Menteri Dalam Negeri Tito Karnavian dalam Rapat Dengar Pendapat dengan Komisi II DPR pada 22 Januari 2020 menekankan bahwa pihaknya tetap bersikeras untuk menyelesaikan pembahasan perubahan UU No. 20 Tahun 2001 tentang Otonomi Khusus (Otsus) Provinsi Papua. Hal ini beliau jadikan perhatian utama mengingat UU yang lama hanya berlaku selama 20 tahun. Itu berarti, di tahun 2021, kebijakan mengenai Otsus tidak lagi memiliki landasan hukum di Papua.
Dalam skenario yang dibangun Pemerintah, pemebahasan RUU Otsus Papua yang baru memiliki dua opsi. Opsi pertama, Otsus Papua yang baru akan dilanjutkan menggunakan alokasi dana dari Dana Alokasi Umum (DAU). Sementara opsi kedua revisi Otsus akan berpatokan pada amanat presiden tentang Pemerintahan Otsus bagi Papua di tahun 2014. Kedua opsi tersebut masih terus digali melalui delapan poin pembahasan yang hingga saat ini belum rampung.

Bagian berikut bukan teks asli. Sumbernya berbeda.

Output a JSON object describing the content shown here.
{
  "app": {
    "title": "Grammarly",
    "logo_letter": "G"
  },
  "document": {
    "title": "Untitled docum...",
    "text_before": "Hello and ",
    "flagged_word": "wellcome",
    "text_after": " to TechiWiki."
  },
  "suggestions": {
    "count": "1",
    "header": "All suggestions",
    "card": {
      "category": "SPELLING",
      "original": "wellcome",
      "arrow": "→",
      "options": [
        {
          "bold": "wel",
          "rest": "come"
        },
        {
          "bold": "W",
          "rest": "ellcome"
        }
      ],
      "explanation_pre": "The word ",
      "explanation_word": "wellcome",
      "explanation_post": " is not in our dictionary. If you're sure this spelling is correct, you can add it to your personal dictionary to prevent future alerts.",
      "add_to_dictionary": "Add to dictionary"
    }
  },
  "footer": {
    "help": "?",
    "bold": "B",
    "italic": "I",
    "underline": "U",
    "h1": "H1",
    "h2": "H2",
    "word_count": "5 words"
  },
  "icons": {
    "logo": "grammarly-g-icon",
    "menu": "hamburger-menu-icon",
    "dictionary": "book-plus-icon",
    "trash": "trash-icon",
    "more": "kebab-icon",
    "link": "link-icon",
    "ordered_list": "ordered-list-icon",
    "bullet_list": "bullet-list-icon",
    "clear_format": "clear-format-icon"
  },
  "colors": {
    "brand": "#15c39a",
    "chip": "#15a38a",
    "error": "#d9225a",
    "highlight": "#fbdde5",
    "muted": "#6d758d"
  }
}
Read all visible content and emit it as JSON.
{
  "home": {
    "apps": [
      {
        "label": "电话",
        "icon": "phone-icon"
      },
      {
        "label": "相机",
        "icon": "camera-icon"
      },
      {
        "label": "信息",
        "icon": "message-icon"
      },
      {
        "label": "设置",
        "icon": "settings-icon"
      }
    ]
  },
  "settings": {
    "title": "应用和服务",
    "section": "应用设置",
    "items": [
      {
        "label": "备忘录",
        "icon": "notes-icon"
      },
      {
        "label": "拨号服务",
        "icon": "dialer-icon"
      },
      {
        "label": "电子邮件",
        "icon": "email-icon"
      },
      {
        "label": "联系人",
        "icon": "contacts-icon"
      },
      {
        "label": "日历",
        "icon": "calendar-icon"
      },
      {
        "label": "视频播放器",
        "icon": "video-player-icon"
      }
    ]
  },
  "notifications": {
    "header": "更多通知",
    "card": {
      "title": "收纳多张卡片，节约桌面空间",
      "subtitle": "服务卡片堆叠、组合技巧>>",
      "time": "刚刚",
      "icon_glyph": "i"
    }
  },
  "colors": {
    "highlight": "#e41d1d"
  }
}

Selama perjalanan sejarah, UU Otsus Papua telah menjadi semacam konsesi sosial ekonomi yang sangat besar terutama dalam pembagian hasil SDA prioritas pendidikan kesehatan dan pemberdayaan ekonomi orang asli Papua. Tidak hanya pendekatan sosial ekonomi, UU Otsus juga memberikan konsesi politik dan HAM yang sangat luas. Salah satu yang paling unik adalah Majelis Rakyat Papua MRP yang diharapkan berfungsi sebagai lembaga perwakilan orang asli Papua.
Melihat perannya yang cukup penting bagi Pemerintah, baik pusat maupun daerah Papua sendiri, maka seharusnya rencana revisi UU Otsus Papua adalah hal esensial yang harusnya dipahami urgensinya untuk segera diselesaikan. Namun, mengapa membutuhkan waktu yang lama untuk melakukan revisi tersebut?.
Keperluan untuk Evaluasi Perjalanan 20 Tahun Otsus Papua Selama pelaksanaan implementasinya, UU Otsus Papua yang disahkan pada tahun 2001 mengalami pasang-surut politis, baik di tingkat pusat maupun di daerah. Banyak pihak yang memiliki kepentingan di dalamnya sehingga, tidak jarang iterpretasi dalam setiap ayat di UU tersebut mengalami kesalahan tafsir. Pada akhirnya, apa yang diamanatkan konstitusi justru tidak tercapai, yaitu untuk mendukung peningkatan kualitas hidup manusia di Papua melali koreksi Indeks Pembangunan Manusia (IPM)-nya.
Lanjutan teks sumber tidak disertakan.